Clearly, if \(\det A=0\text{,}\) the inverse is not well defined. This should not be surprising: if the square of side 1 is sent to a parallelogram of zero area, it means that the two vectors \((1,0)\) and \((0,1)\) are sent into two vectors belonging to the same line. Hence all vectors of the plane are sent by \(A\) to a single line and clearly the map cannot be inverted.
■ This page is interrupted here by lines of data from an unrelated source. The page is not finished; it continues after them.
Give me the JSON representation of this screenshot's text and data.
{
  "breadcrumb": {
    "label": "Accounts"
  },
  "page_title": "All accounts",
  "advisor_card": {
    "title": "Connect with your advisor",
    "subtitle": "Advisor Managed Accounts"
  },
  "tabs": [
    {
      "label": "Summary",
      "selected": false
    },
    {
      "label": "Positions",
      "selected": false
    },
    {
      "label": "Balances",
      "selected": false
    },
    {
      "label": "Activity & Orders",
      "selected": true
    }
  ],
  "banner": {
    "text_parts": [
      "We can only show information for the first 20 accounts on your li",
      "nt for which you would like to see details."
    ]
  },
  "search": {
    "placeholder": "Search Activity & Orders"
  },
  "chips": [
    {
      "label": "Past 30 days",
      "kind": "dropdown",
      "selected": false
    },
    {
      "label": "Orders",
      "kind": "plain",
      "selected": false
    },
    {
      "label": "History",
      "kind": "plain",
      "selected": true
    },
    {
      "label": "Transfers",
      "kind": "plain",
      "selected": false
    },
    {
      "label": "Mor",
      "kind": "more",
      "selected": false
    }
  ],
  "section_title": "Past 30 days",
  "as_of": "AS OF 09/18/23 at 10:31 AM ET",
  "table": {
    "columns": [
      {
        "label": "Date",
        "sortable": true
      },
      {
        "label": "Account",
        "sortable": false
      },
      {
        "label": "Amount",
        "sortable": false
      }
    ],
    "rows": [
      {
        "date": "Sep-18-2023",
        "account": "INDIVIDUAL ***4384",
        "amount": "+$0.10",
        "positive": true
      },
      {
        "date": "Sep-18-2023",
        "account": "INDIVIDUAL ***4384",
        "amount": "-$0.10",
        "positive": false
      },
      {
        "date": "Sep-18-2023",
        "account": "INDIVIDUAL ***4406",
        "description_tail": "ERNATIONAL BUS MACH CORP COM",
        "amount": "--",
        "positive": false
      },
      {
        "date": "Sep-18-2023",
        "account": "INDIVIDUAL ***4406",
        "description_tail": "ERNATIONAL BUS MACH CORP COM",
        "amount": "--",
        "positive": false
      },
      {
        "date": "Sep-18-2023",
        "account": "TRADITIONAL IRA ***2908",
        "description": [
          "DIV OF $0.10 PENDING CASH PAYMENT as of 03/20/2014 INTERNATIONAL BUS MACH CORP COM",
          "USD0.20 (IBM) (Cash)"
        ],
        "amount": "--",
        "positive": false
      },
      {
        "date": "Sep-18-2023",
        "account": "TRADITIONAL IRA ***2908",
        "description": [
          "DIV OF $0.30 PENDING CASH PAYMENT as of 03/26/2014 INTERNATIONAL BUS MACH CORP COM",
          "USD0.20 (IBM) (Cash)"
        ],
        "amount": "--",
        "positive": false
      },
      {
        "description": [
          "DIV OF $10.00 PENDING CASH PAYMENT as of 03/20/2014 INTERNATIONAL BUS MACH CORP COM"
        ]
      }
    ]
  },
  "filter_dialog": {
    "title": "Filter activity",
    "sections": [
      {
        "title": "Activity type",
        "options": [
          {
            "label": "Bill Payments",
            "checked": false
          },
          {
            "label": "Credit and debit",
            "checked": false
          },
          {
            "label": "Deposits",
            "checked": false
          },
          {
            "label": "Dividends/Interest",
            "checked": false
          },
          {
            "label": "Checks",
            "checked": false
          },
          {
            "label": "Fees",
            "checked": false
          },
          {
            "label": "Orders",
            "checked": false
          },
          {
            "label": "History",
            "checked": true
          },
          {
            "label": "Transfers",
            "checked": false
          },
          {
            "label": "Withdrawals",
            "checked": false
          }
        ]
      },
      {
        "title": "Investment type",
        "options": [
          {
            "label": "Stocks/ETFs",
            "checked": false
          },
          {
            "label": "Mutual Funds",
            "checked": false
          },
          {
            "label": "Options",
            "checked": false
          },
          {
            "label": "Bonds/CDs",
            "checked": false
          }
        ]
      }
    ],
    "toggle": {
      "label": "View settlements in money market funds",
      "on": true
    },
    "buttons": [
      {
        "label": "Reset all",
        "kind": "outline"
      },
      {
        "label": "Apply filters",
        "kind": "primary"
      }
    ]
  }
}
Solving linear systems. Why do we care so much about inverting matrices? Well, any linear system, such as

\begin{equation*} \begin{aligned} 2x+3y-z&=1\cr \phantom{2x+}y+3z&=0\cr 7x+y-2z&=5\cr \end{aligned} \end{equation*}

amounts to solve a matricial equation, in this case

\begin{equation*} \pmatrix{2&3&-1\cr 0&1&\phantom{-}3\cr 7&1&-2\cr } \cdot \pmatrix{x\cr y\cr z\cr} = \pmatrix{1\cr 0\cr 5\cr}. \end{equation*}

In abstract terms, the equation above looks like

\begin{equation*} A\cdot v=b. \end{equation*}

When \(A\) is invertable, clearly the solution is

\begin{equation*} v = A^{-1}b. \end{equation*}

In other words, finding the inverse of a matrix is conceptually equivalent to solving a system. Since, though, the direct evaluation of the inverse is, in concrete, impossible, we will have to find some other way. This will be exactly the topic of the following sections.